Other artists began telling Kaufman about the burgeoning arts community in Hannibal, a Mississippi River town of 18,000 known mostly for favorite son Mark Twain. When she visited in 2005 she happened upon a once-gorgeous old downtown home overlooking the Mississippi River, an early 19th century building in such disrepair that demolition was weeks away.
The inside was a mess of crumbling boards and piled up debris. But, oh, that view from the window.
"I looked out and there were icebergs floating down the river, the sun shining off of them, eagles flying overhead," Kaufman, 64, said. "That was it."
Twain still is the main attraction for the half-million tourists who visit Hannibal each year, but now they get a bonus: A growing number of artists, many of national and international repute.
"The downtown storefronts are filling up with artists," said Gail Bryant, director of the Hannibal Convention and Visitors Bureau. "That's certainly part of the draw."
During the past decade dozens of artists ranging from painters to potters, weavers to photographers have come to Hannibal, attracted to the breathtaking river scenery, the charming _ if often dilapidated _ old homes, a welcoming community and a ready-made base of visitors. It also helps that Hannibal, smack-dab in the middle of the nation, is within a day's drive of countless art shows and fairs crucial for making ends meet.

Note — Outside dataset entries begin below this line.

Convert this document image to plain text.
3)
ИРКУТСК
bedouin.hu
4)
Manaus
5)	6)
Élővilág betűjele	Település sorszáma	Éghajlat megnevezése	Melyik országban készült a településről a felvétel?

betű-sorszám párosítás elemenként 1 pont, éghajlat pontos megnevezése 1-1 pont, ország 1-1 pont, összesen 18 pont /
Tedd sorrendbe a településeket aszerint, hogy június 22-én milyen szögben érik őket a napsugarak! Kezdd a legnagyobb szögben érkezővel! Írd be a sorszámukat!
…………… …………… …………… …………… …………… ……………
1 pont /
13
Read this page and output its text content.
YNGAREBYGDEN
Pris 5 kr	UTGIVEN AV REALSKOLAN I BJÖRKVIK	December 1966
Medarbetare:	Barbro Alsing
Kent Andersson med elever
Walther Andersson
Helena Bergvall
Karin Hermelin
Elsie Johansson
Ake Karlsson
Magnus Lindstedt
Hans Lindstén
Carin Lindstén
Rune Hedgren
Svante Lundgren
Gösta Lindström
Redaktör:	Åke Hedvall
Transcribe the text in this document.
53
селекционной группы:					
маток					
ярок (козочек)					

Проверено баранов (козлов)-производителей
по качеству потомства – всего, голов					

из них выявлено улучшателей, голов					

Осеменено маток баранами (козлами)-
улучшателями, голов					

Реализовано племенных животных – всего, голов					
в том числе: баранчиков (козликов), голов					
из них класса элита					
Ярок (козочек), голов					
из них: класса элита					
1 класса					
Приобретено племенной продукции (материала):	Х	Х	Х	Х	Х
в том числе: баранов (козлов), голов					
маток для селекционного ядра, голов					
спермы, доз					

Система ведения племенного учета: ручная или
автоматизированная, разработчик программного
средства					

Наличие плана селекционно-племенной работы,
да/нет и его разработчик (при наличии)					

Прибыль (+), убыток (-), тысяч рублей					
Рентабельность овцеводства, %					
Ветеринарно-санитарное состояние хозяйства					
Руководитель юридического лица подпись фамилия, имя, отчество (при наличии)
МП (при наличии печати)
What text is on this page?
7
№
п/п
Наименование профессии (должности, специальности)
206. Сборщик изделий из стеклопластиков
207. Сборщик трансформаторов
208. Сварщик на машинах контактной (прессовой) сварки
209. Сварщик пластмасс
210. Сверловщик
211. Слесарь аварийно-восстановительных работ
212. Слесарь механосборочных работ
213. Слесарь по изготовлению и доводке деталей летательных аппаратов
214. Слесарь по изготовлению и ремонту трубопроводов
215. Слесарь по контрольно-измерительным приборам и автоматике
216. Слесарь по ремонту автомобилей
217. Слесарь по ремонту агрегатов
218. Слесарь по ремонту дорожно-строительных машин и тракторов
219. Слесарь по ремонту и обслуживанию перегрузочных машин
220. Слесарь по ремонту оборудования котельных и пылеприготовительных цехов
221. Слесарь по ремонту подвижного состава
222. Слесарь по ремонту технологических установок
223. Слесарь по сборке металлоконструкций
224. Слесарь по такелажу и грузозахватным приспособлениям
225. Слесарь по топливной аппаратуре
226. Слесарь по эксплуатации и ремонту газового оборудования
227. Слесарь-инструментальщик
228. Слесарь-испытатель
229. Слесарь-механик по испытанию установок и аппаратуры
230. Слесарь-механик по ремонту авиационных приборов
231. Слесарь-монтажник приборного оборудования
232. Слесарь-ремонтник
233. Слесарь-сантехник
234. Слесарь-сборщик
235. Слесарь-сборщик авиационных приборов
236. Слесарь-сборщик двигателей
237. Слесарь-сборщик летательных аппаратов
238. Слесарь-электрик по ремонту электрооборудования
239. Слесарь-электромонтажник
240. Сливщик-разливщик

It hasn't always been this way. When Steve Ayers opened his pottery shop in 1985 he was about the only artist in town. Admittedly "lonesome," he began reaching out to others.
Then, about 10 years ago, Hannibal and two other northeast Missouri towns _ Louisiana and Clarksville _ worked together to form what they called a 50-mile corridor of arts, even getting banks to commit to low-interest loans to help attract artists and craftsmen.
The project is no longer active, but the influx began. Some say the artists are creating a new vibe in the 177-year-old community.
"It's amazing how alive this little street really is," Ayers said as he glanced out along Main Street, where a young bearded man strummed a guitar on a recent warm day. At another corner, people sat in sidewalk chairs solving the world's problems.
"There's very much a growing bohemian feel," Ayers said.
Joachim Knill, originally from Switzerland, was living out of his van when he heard about Hannibal and moved to town about a decade ago. Knill sculpts, paints and makes three-dimensional art using Polaroid photographs and has won first place or best of show awards at dozens of shows, including the Detroit Festival of the Arts, Uptown Art Fair in Minneapolis, Utah Art Festival in Salt Lake City, and the Plaza Art Fair in Kansas City, Mo. He purchased a large downtown house and even bought the old city jail, with plans to make it into a studio.
Painter Melissa Dominiak and her then-husband, photographer Michael Cole, were living in Seattle when they decided to move to Hannibal six years ago to be closer to art shows and because of its affordability. She finds inspiration in the century-old brick church they bought and rehabbed for a fraction of the cost of a similar fixer-upper in most parts of the country.
"Actually, less than a fraction," Dominiak said.
Kaufman grew up in St. Louis. She developed a passion for weaving decades ago after buying an old loom at an auction. She eventually relocated to Santa Fe and became a prominent artist there, rubbing shoulders with the likes of Georgia O'Keefe. Her family relocated to southern California, and her reputation grew.
She began hearing from other artists about Hannibal but was skeptical. Her only previous visit was to the Twain sites as a 6-year-old. Still, she decided to give it a look.
"The thought of a quaint little shop in a little town intrigued me," Kaufman said.
She bought a historic Main Street building for her shop, then heard about the house along the river, one of the oldest in town, and showing its age. When she went to City Hall to finish paperwork on the purchase she was told the city had been ready to take bids for demolition.